PLEASE SHOW YOUR WORK.. Marty paid $72 for a jacket that had been marked down 20%. Create a linear model to represent this and use it to calculate the original price of the jacket.
(1 - .2)x = 72
Solve for x.
To solve this problem using a linear model, we can start by representing the original price of the jacket as x.
We know that Marty paid $72, which is the reduced price after a 20% discount. To calculate the discounted price, we subtract the discount amount from the original price:
Discounted price = Original price - Discount amount
The discount amount is calculated by multiplying the original price by the discount rate (expressed as a decimal). In this case, the discount rate is 20% or 0.20:
Discount amount = Original price * Discount rate
Substituting the variables, we can rewrite this equation as:
72 = x - (x * 0.20)
Now, we can simplify the equation:
72 = x - 0.20x
To solve for x, we can combine the like terms:
72 = 0.80x
Next, we isolate x by dividing both sides of the equation by 0.80:
72 / 0.80 = x
Using a calculator, we divide 72 by 0.80, which gives us:
90 = x
Therefore, the original price of the jacket was $90.

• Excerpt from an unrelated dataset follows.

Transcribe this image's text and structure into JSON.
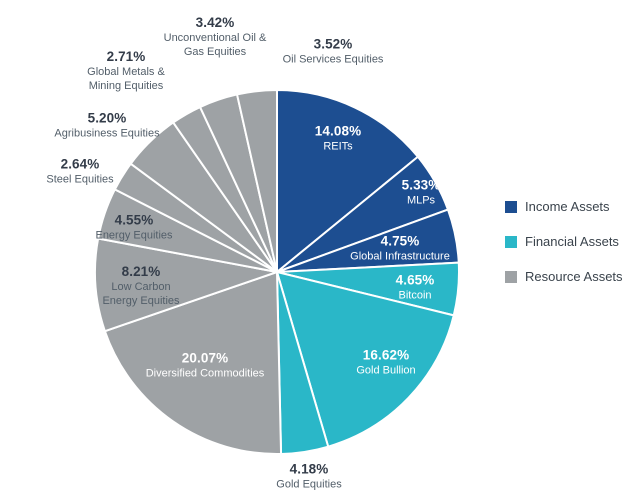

In summary, the linear model for this problem is:
Original price = Discounted price + (Discount amount)
x = 72 + (x * 0.20)
After simplifying the equation, we find that the original price of the jacket was $90.

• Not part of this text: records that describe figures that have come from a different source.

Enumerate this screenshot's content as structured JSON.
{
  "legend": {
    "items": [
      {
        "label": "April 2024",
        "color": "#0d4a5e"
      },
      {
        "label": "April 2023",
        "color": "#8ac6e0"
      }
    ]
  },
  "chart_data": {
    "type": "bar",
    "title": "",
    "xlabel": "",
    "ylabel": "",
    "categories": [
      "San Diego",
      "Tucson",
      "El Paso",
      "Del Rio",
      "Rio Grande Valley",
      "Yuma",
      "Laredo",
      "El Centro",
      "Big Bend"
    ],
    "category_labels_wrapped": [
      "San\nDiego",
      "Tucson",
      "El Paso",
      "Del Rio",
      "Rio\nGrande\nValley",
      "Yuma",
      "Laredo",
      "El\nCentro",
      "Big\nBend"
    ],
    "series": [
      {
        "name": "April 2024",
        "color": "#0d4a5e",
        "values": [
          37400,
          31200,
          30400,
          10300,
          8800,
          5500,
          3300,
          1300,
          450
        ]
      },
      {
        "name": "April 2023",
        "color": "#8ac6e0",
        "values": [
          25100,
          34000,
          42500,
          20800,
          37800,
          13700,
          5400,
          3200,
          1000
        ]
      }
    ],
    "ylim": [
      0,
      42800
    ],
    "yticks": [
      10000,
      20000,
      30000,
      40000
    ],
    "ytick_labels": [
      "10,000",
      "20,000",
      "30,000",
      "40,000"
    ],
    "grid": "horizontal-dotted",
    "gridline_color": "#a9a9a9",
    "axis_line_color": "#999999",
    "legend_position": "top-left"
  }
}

To create a linear model to represent this situation, we can use the formula for calculating a discount amount:
Discount = Original Price * Discount Rate
We are given that the discount is 20% and the final discounted price is $72. Let's assume the original price is represented by "x."

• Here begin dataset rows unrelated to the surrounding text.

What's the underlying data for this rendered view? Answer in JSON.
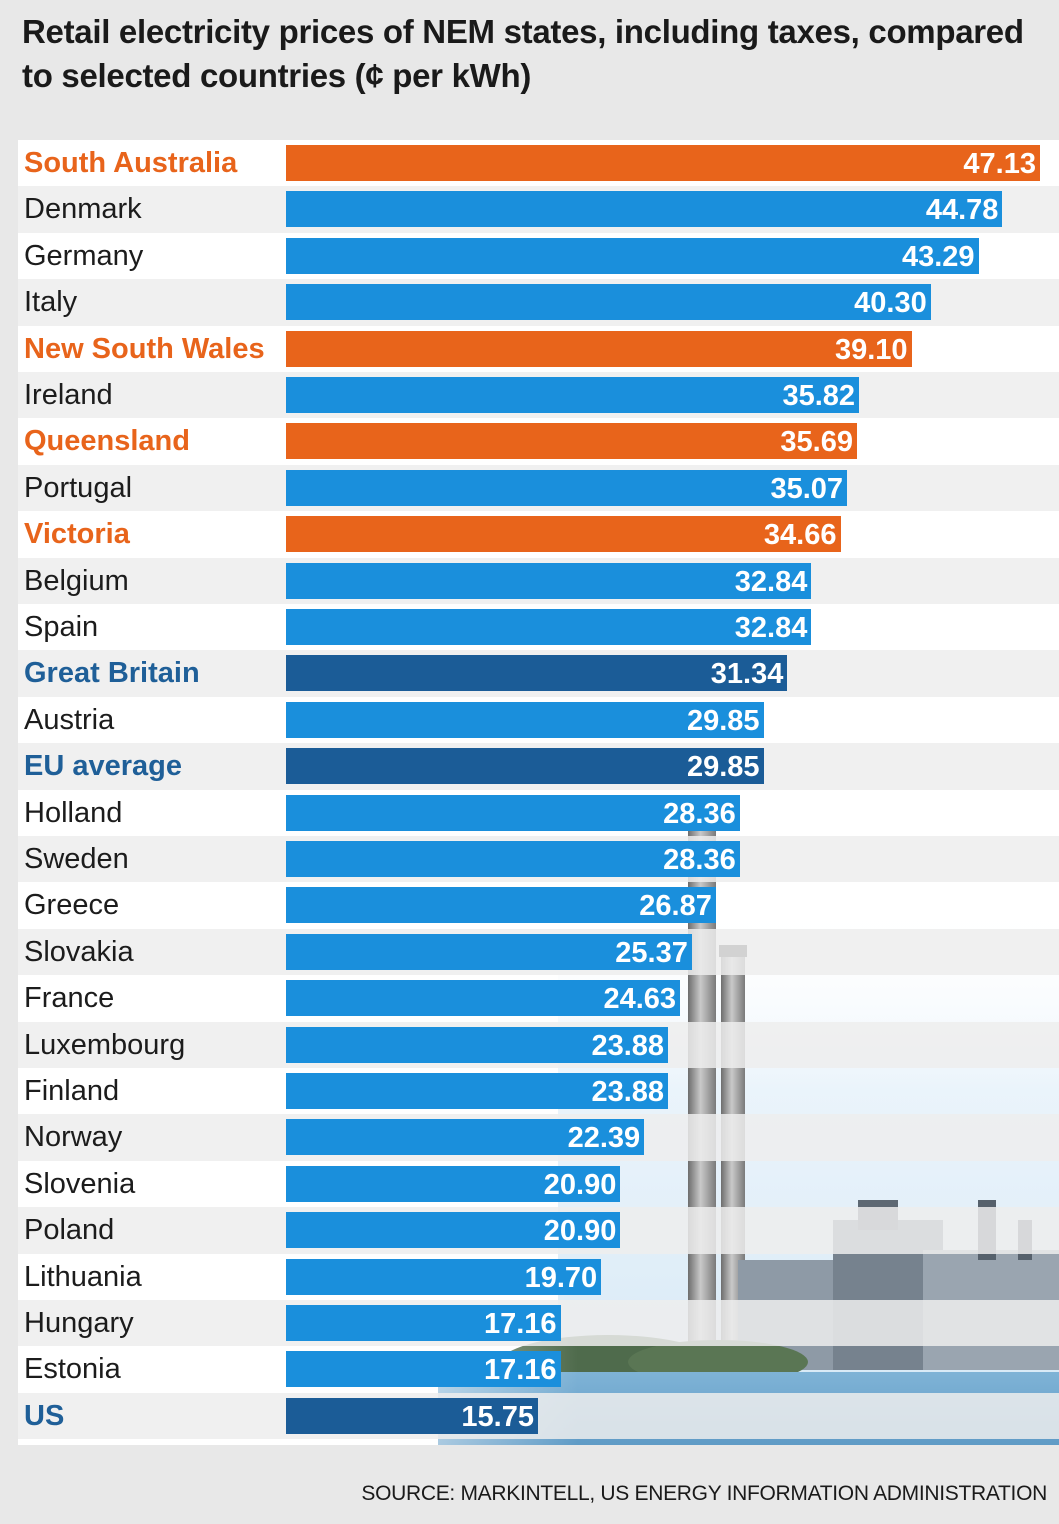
{
  "title": "Retail electricity prices of NEM states, including taxes, compared to selected countries (¢ per kWh)",
  "source": "SOURCE: MARKINTELL, US ENERGY INFORMATION ADMINISTRATION",
  "colors": {
    "state": "#e8641b",
    "country": "#1a8fdc",
    "benchmark": "#1b5c97"
  },
  "chart_data": {
    "type": "bar",
    "orientation": "horizontal",
    "title": "Retail electricity prices of NEM states, including taxes, compared to selected countries (¢ per kWh)",
    "xlim": [
      0,
      47.13
    ],
    "categories": [
      "South Australia",
      "Denmark",
      "Germany",
      "Italy",
      "New South Wales",
      "Ireland",
      "Queensland",
      "Portugal",
      "Victoria",
      "Belgium",
      "Spain",
      "Great Britain",
      "Austria",
      "EU average",
      "Holland",
      "Sweden",
      "Greece",
      "Slovakia",
      "France",
      "Luxembourg",
      "Finland",
      "Norway",
      "Slovenia",
      "Poland",
      "Lithuania",
      "Hungary",
      "Estonia",
      "US"
    ],
    "values": [
      47.13,
      44.78,
      43.29,
      40.3,
      39.1,
      35.82,
      35.69,
      35.07,
      34.66,
      32.84,
      32.84,
      31.34,
      29.85,
      29.85,
      28.36,
      28.36,
      26.87,
      25.37,
      24.63,
      23.88,
      23.88,
      22.39,
      20.9,
      20.9,
      19.7,
      17.16,
      17.16,
      15.75
    ],
    "value_labels": [
      "47.13",
      "44.78",
      "43.29",
      "40.30",
      "39.10",
      "35.82",
      "35.69",
      "35.07",
      "34.66",
      "32.84",
      "32.84",
      "31.34",
      "29.85",
      "29.85",
      "28.36",
      "28.36",
      "26.87",
      "25.37",
      "24.63",
      "23.88",
      "23.88",
      "22.39",
      "20.90",
      "20.90",
      "19.70",
      "17.16",
      "17.16",
      "15.75"
    ],
    "groups": [
      "state",
      "country",
      "country",
      "country",
      "state",
      "country",
      "state",
      "country",
      "state",
      "country",
      "country",
      "benchmark",
      "country",
      "benchmark",
      "country",
      "country",
      "country",
      "country",
      "country",
      "country",
      "country",
      "country",
      "country",
      "country",
      "country",
      "country",
      "country",
      "benchmark"
    ]
  }
}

So, the equation can be written as:
Discount = x * 0.20
We know that the final discounted price is $72, so the equation can be written as:
$72 = x - (x * 0.20)
Simplifying the equation:
$72 = x - 0.20x
Combining like terms:
$72 = 0.80x
To find the original price (x), we can solve for x:
x = $72 / 0.80
x ≈ $90
Therefore, the original price of the jacket was approximately $90.